And just like that, here it is, courtesy of the Bloomberg propaganda rag, the Murdoch Street Post:
Mayor Bloomberg yesterday revived his push to scrap the "last in, first out" law after proposing to lay off 4,100 teachers in his executive budget plan.
LIFO job protections must be replaced with a merit-based system in order to keep the best teachers regardless of seniority, the mayor said, adding, "We need it -- and we need it right now -- because of layoffs."
And so he threw down the gauntlet to the city's delegation of state lawmakers to pass LIFO reform.
If the city is forced to do layoffs strictly through seniority, "the greatest carnage will be" in elementary schools in the poorest neighborhoods, those with the neediest students, he predicted.
Those schools would be disproportionately impacted because they have the highest number of recently hired teachers, he said, warning Albany that ending LIFO "should be [its] No. 1 priority."
But the teachers union said the mayor was simply crying wolf. His threat to lay off thousands of teachers comes amid hundreds of millions of dollars in new revenues to the city, an admitted surplus exceeding $3.2 billion, and an increase in state aid this year, said UFT President Mike Mulgew.
And then of course out of the woodwork comes the Hedge Fundies For Education Reform to shill for the mayor and "reform":
Gov. Cuomo and state Assembly Democrats have agreed with the UFT by refusing to touch LIFO. Only state Senate Republicans have voted to change the controversial law.
Yet one school-advocacy group says Albany should be siding with the kids, not the union.
"It's time for state leaders to act to end the practice of LIFO, and help ensure that the best teachers stay in the classroom during this difficult time," said Joe Williams, of Education Reform Now.
"That's what reform means -- giving the taxpayers more for their money, in this case, the best teachers we have.
"The ball is now in Albany's court."
That's what "reform" means, Joe?
Lately "reform", at least in education circles, has meant top-down, corporate-driven changes that benefit for-profit school operators, test prep companies, and other education management organizations.
In the case of ending LIFO, "reform" means allowing the mayor to fire any teacher he wants any time he wants regardless of merit.
That's where the hedge fundies, the education "reformers" and Mayor Bloomberg want to take this.
This fight has NEVER been about keeping the "best" teachers in classrooms.
It has been about keeping the "cheapest" teachers in classrooms, while replacing as many teachers with computers as they possibility can.
This fight has been about labor costs.
And that's what's going on now.
That is why the mayor has slated $550 million for technology spending in the NYC public school system next year, but cut $300 million from teacher salaries at the same time.

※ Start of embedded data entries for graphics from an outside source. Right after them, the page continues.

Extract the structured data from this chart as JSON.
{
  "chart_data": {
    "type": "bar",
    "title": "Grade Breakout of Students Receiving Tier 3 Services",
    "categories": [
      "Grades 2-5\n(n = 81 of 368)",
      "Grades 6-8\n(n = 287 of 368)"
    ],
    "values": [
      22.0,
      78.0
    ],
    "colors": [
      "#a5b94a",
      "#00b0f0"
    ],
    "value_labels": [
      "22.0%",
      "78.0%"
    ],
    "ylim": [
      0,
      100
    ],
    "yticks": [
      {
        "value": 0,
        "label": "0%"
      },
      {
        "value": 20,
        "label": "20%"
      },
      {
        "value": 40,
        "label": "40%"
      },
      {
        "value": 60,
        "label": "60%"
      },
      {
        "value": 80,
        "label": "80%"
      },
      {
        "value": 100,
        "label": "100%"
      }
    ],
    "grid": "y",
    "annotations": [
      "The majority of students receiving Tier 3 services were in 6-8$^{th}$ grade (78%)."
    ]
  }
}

That is why the mayor is renewing the Wireless Generation "School of One" contract for $4.5 million for the next three years.
That's why he is laying off 4,278 teachers but bringing in tons of new computers (and spending hundreds of millions on outside computer consultant contracts in the bargain.)

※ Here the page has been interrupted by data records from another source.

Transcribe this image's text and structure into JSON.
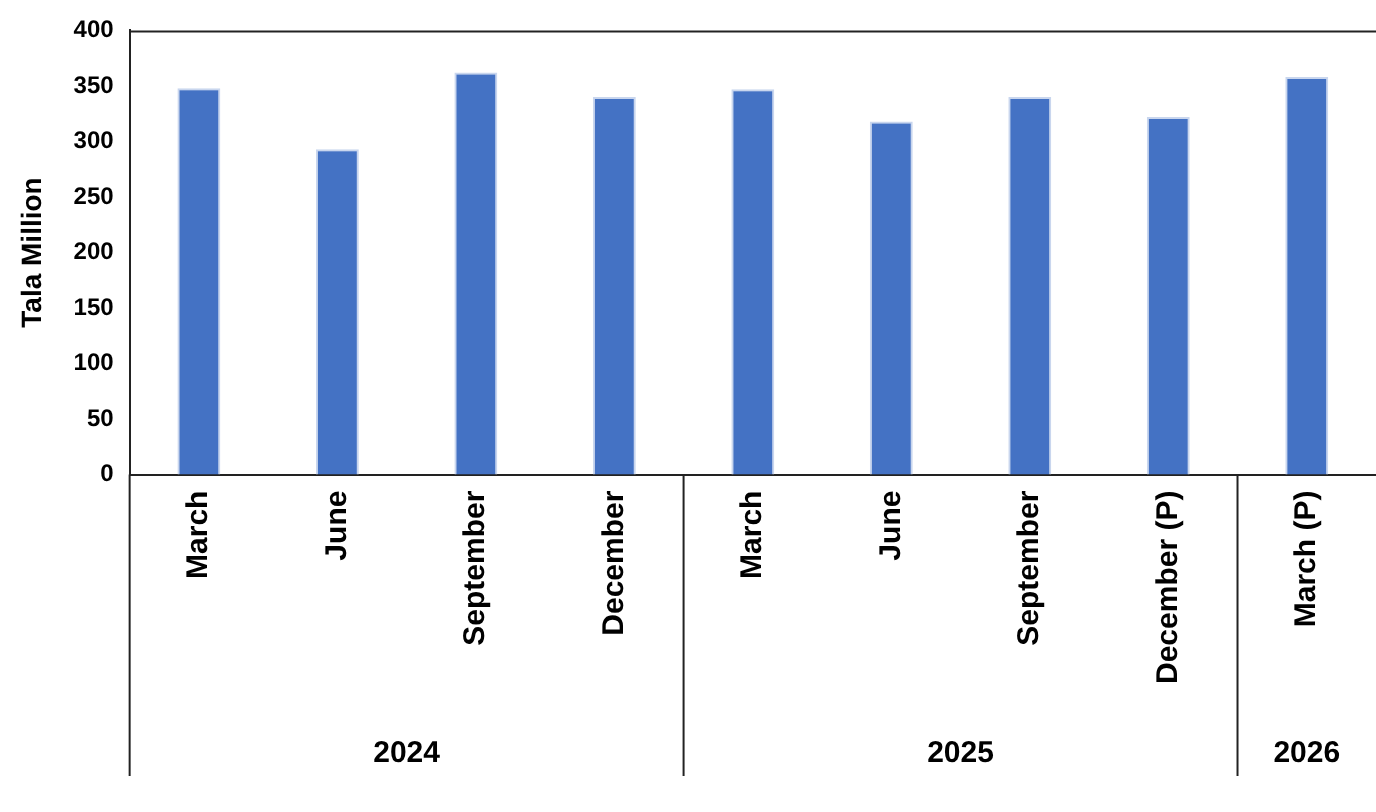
{
  "chart_data": {
    "type": "bar",
    "ylabel": "Tala Million",
    "categories": [
      "March",
      "June",
      "September",
      "December",
      "March",
      "June",
      "September",
      "December (P)",
      "March (P)"
    ],
    "values": [
      348,
      293,
      362,
      340,
      347,
      318,
      340,
      322,
      358
    ],
    "color": "#4472c4",
    "ylim": [
      0,
      400
    ],
    "yticks": [
      0,
      50,
      100,
      150,
      200,
      250,
      300,
      350,
      400
    ],
    "grid": false,
    "legend": false,
    "annotations": [
      "2024",
      "2025",
      "2026"
    ]
  }
}
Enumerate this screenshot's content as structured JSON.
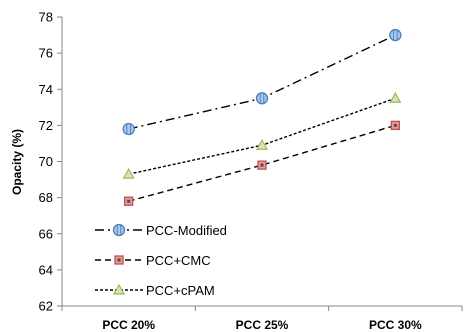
{
  "chart_data": {
    "type": "line",
    "categories": [
      "PCC 20%",
      "PCC 25%",
      "PCC 30%"
    ],
    "ylabel": "Opacity (%)",
    "ylim": [
      62,
      78
    ],
    "yticks": [
      62,
      64,
      66,
      68,
      70,
      72,
      74,
      76,
      78
    ],
    "grid": false,
    "legend_position": "bottom-left",
    "series": [
      {
        "name": "PCC-Modified",
        "values": [
          71.8,
          73.5,
          77.0
        ],
        "marker": "circle",
        "line_style": "dash-dot",
        "marker_fill": "#a9c8ea",
        "marker_stroke": "#4a7ebb"
      },
      {
        "name": "PCC+CMC",
        "values": [
          67.8,
          69.8,
          72.0
        ],
        "marker": "square",
        "line_style": "dashed",
        "marker_fill": "#d9a1a1",
        "marker_stroke": "#c0504d"
      },
      {
        "name": "PCC+cPAM",
        "values": [
          69.3,
          70.9,
          73.5
        ],
        "marker": "triangle",
        "line_style": "dotted",
        "marker_fill": "#d7e4bd",
        "marker_stroke": "#9bbb59"
      }
    ]
  }
}
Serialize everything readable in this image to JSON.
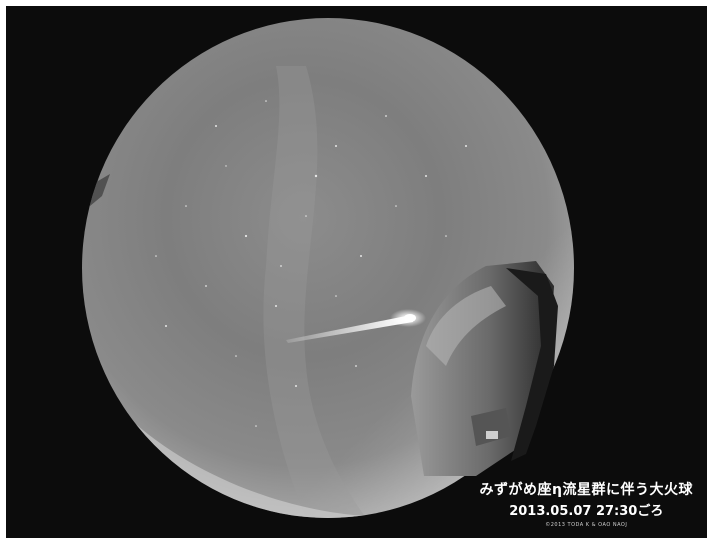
{
  "caption": {
    "title": "みずがめ座η流星群に伴う大火球",
    "datetime": "2013.05.07 27:30ごろ",
    "credit": "©2013 TODA K & OAO NAOJ"
  }
}
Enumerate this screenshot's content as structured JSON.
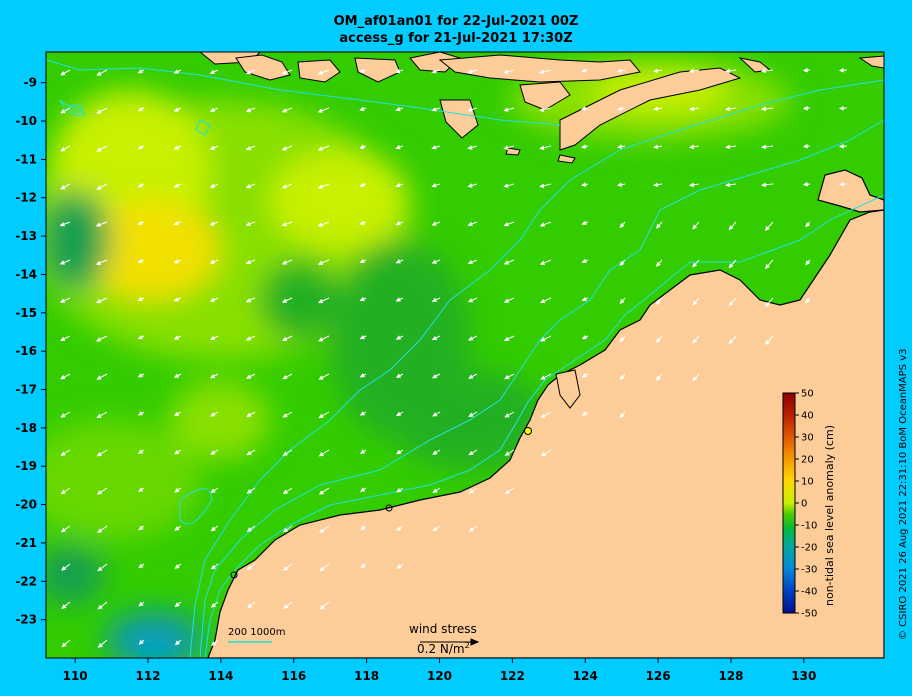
{
  "title_line1": "OM_af01an01 for 22-Jul-2021 00Z",
  "title_line2": "access_g for 21-Jul-2021 17:30Z",
  "copyright": "© CSIRO 2021  26 Aug 2021 22:31:10 BoM OceanMAPS v3",
  "axes": {
    "x_ticks": [
      "110",
      "112",
      "114",
      "116",
      "118",
      "120",
      "122",
      "124",
      "126",
      "128",
      "130"
    ],
    "x_values": [
      110,
      112,
      114,
      116,
      118,
      120,
      122,
      124,
      126,
      128,
      130
    ],
    "y_ticks": [
      "-9",
      "-10",
      "-11",
      "-12",
      "-13",
      "-14",
      "-15",
      "-16",
      "-17",
      "-18",
      "-19",
      "-20",
      "-21",
      "-22",
      "-23"
    ],
    "y_values": [
      -9,
      -10,
      -11,
      -12,
      -13,
      -14,
      -15,
      -16,
      -17,
      -18,
      -19,
      -20,
      -21,
      -22,
      -23
    ],
    "lon_range": [
      109,
      132
    ],
    "lat_range": [
      -24,
      -8.2
    ]
  },
  "colorbar": {
    "title": "non-tidal sea level anomaly (cm)",
    "ticks": [
      "50",
      "40",
      "30",
      "20",
      "10",
      "0",
      "-10",
      "-20",
      "-30",
      "-40",
      "-50"
    ],
    "values": [
      50,
      40,
      30,
      20,
      10,
      0,
      -10,
      -20,
      -30,
      -40,
      -50
    ],
    "colors": [
      "#8b0000",
      "#b82000",
      "#dd5a00",
      "#f29a00",
      "#ffd700",
      "#c8f000",
      "#4ccc00",
      "#00b840",
      "#00a8a0",
      "#0088d8",
      "#0040c0",
      "#00108a"
    ]
  },
  "scale_label": "200  1000m",
  "wind_stress": {
    "label": "wind stress",
    "ref_value": "0.2 N/m",
    "ref_exp": "2"
  },
  "colors": {
    "land": "#fccc99",
    "contour": "#22e0e0",
    "background": "#00ccff"
  }
}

Bloomberg wants children sitting in front of computers and just enough cheap newbie teachers around to handle the classroom management and paperwork.

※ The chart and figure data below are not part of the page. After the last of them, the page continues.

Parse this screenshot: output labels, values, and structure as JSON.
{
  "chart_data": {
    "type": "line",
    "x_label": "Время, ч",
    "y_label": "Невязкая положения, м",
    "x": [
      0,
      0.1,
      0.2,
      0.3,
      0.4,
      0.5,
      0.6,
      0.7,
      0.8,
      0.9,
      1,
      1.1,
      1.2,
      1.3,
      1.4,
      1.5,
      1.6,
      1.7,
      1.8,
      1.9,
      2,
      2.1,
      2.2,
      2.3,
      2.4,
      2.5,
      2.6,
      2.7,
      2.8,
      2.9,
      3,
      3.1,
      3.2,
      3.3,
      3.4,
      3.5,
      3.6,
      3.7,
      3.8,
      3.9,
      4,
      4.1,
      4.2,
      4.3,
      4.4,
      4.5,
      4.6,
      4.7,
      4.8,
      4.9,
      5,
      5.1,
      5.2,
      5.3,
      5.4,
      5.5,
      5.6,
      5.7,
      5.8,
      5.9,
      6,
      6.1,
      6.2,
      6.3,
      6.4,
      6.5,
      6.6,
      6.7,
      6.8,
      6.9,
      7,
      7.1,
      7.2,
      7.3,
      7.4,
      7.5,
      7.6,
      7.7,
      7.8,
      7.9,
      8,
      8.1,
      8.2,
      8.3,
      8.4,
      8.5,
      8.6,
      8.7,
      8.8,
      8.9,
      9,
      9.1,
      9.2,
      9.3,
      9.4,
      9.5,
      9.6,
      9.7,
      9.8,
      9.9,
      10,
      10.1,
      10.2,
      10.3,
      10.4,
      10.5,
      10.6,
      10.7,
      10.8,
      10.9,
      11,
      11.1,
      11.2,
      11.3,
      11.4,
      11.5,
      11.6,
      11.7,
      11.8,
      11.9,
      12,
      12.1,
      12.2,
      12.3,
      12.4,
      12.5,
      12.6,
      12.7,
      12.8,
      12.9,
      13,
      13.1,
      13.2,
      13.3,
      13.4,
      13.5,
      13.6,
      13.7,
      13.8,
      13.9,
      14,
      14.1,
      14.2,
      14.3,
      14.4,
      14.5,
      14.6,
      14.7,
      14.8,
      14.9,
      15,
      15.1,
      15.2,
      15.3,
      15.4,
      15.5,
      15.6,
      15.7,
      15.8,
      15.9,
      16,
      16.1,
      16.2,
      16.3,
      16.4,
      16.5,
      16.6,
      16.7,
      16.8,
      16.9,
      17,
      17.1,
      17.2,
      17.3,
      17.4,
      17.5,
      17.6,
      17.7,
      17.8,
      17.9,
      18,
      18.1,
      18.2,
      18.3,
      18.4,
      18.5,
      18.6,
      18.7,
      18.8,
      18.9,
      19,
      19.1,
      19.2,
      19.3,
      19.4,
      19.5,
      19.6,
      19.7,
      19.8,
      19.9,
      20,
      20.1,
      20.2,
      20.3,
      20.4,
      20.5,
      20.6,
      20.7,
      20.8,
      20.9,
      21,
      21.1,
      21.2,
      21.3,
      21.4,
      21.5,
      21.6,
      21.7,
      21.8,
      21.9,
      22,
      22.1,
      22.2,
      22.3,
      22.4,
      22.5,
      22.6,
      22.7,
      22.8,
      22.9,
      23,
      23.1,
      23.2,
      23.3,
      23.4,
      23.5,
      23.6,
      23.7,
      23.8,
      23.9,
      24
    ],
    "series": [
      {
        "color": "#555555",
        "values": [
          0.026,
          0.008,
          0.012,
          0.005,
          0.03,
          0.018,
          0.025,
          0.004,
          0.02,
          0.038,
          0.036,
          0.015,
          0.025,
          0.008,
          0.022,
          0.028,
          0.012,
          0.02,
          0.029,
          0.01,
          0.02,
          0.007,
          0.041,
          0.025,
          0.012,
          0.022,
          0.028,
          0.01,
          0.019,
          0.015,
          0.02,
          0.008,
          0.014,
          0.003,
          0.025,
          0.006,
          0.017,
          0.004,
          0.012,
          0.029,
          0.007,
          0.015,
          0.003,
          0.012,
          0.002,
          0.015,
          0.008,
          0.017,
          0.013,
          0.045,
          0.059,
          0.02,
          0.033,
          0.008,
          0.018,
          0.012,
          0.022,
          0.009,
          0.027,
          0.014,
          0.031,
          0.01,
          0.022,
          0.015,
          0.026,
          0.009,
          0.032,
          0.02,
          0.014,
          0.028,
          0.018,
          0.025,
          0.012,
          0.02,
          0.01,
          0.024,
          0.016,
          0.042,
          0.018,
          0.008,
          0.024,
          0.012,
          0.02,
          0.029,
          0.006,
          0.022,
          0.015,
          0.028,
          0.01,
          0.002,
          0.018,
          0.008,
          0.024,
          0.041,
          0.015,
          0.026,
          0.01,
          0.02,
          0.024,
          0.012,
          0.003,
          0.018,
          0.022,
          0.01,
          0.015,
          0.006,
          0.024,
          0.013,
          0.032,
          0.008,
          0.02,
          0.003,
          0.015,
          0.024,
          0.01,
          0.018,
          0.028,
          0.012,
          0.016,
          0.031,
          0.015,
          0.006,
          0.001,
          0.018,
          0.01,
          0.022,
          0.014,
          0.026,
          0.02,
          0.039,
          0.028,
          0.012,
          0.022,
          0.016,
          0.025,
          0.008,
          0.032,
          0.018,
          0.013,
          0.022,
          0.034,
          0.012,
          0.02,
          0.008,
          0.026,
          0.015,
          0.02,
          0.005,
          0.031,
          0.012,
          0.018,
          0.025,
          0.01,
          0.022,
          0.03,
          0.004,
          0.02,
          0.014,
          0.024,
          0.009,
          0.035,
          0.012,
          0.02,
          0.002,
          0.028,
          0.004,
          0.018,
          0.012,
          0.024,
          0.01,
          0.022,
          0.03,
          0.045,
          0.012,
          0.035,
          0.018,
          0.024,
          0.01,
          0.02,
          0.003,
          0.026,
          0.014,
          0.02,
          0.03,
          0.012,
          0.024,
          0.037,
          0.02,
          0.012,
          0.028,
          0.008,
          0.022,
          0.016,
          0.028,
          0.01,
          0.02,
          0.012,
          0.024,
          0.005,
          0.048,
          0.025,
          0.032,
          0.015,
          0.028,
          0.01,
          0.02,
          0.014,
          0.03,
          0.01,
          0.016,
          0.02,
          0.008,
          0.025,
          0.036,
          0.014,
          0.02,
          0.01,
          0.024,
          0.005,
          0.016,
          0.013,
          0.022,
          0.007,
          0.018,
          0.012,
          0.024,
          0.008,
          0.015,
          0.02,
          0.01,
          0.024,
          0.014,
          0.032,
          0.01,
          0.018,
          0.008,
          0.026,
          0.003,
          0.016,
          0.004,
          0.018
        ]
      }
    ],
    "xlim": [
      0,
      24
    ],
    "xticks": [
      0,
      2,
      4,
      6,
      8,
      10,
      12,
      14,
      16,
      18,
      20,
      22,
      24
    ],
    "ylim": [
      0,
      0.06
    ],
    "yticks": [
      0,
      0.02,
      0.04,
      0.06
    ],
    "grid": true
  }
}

He believes the future of education lies in the computer, lies in technology, not in humanity, not in people.
He believes in "virtual" education rather than "authentic" interactions between "real" people.
And this fundamental shift in education isn't just taking place here in NYC.
It's happening all across the country courtesy of the Obama administration and their corporate funders.
That's why you see the Gates Foundation and Pearson Education putting in place national tests and a national curriculum that will all be computer-based.
That's why you see the Obama administration both spearheading this increased technological spending in education and cheering it.
Replace people with computers, hand out no-bid computer technology contracts by the score, make sure all these computer education programs have to be run on Microsoft, bust the teachers union's power by breaking seniority rules, give districts the ability to fire any teacher they want any time they want and head in to that BRAVE NEW WORLD.
That's what "reform" means these days, Hedge Fundie Shill Joe.
And that's what the mayor is attempting to do here with this layoff push.
Corporate reform cannot be completed so long as a reasonably strong union and reasonably strong work protections for teachers remain.
So the corporate reformers intend to end both of those.
And take us into that BRAVE NEW WORLD.